Figural carved support / post, around 1900
Cameroon Grassfields, Bamileke / Batíe-Bangangte / Bangu
|Christie's, London, 4 July 1989, Lot 52
Paul W. Doll, Jr., Lake Toxaway, North Carolina, USA
|H: 47.6 inch||36000 EUR|
wood, kaolin, pyro accents,
The post is carved with a seated figure holding royal regalia, calabash and drinking horn and whose high rank is emphasised by the distinctive crescent-shaped headdress. She is surmounted by a crouching figure holding a rifle, who in turn is surmounted by a leopard. A human head and spider are carved on the left side. The base shows chameleon and a coilded serpent in low relief.
The figure is surrounded by symbols from the complex iconography of the grasslands. The spider, for example, is a royal symbol connoting wisdom and prescience, while the leopard plays a particularly prominent role; it is considered the alter-ego of the king and embodies power and the claim to rule.
This carving of outstanding quality may once have been placed in a royal palace and probably served to hold a calabash or other royal appendage.
The work was offered at Christie's in London in 1989. The catalogue points out the similarity of the central figure to a royal commemorative figure collected by Captain Hans Glaunig around 1900 in Bangu, northwest of Bangangte, which entered the holdings of the Ethnological Museum Berlin in 1906 (Krieger I, 1978, Pl. 117 / AHDRC 0010843). Fagg sees great similarities in the treatment of the figures with their distinctive headdresses. Both works could come from the same Bamileke workshop from the Batíe-Bangangte region.

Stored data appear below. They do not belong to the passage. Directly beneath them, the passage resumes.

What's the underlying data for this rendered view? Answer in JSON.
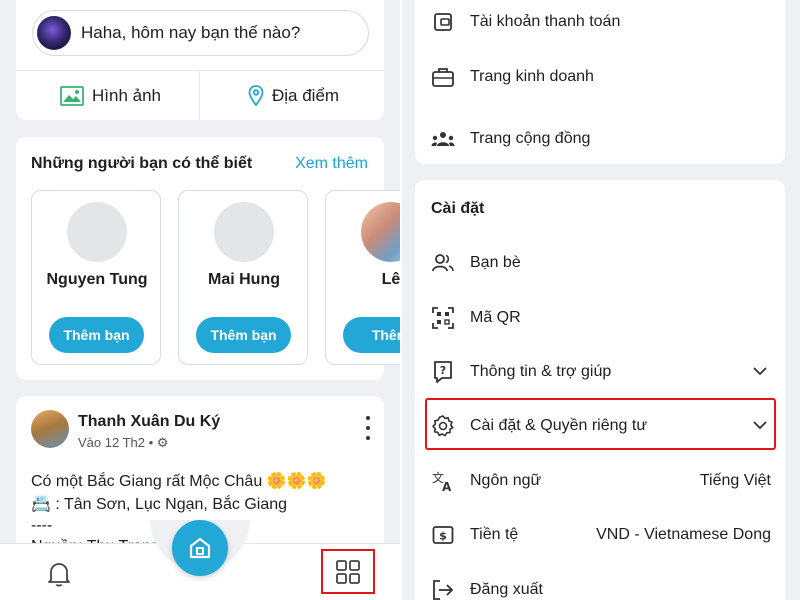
{
  "left_screen": {
    "composer": {
      "status_placeholder": "Haha, hôm nay bạn thế nào?",
      "photo_label": "Hình ảnh",
      "place_label": "Địa điểm"
    },
    "suggestions": {
      "title": "Những người bạn có thể biết",
      "see_more": "Xem thêm",
      "friends": [
        {
          "name": "Nguyen Tung",
          "button": "Thêm bạn"
        },
        {
          "name": "Mai Hung",
          "button": "Thêm bạn"
        },
        {
          "name": "Lê",
          "button": "Thêm"
        }
      ]
    },
    "post": {
      "author": "Thanh Xuân Du Ký",
      "meta": "Vào 12 Th2 • ⚙",
      "line1": "Có một Bắc Giang rất Mộc Châu 🌼🌼🌼",
      "line2": "📇 : Tân Sơn, Lục Ngạn, Bắc Giang",
      "line3": "----",
      "line4": "Nguồn: Thu Trang"
    },
    "bottom_nav": {
      "notifications_icon": "bell-icon",
      "home_icon": "home-icon",
      "menu_icon": "grid-icon"
    }
  },
  "right_screen": {
    "top_items": [
      {
        "label": "Tài khoản thanh toán",
        "icon": "wallet-icon"
      },
      {
        "label": "Trang kinh doanh",
        "icon": "briefcase-icon"
      },
      {
        "label": "Trang cộng đồng",
        "icon": "community-icon"
      }
    ],
    "settings": {
      "title": "Cài đặt",
      "items": [
        {
          "label": "Bạn bè",
          "icon": "friends-icon"
        },
        {
          "label": "Mã QR",
          "icon": "qr-icon"
        },
        {
          "label": "Thông tin & trợ giúp",
          "icon": "help-icon"
        },
        {
          "label": "Cài đặt & Quyền riêng tư",
          "icon": "gear-icon"
        },
        {
          "label": "Ngôn ngữ",
          "icon": "translate-icon",
          "value": "Tiếng Việt"
        },
        {
          "label": "Tiền tệ",
          "icon": "currency-icon",
          "value": "VND - Vietnamese Dong"
        },
        {
          "label": "Đăng xuất",
          "icon": "logout-icon"
        }
      ]
    }
  },
  "colors": {
    "accent": "#22a7d6",
    "link": "#1aa3d9",
    "highlight": "#e0161b",
    "background": "#eef0f4"
  }
}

Comparison may also be made with a royal throne with commemorative figure collected by Gnügge in Banka and acquired by the Ethnological Museum Berlin in 1909 (Krieger III, 1969, Pl. 13 / AHDRC 0009782). Homberger remarks on this object "the throne collected in Banka in the southern Bafang region is formally strongly reminiscent of Bamileke workshops of the Batíe region" (Homberger, 2008, cat. 100). He depicts the throne together with the Glaunig figure on a double page and thus also relates the two works (Homberger, 2008, cat.101).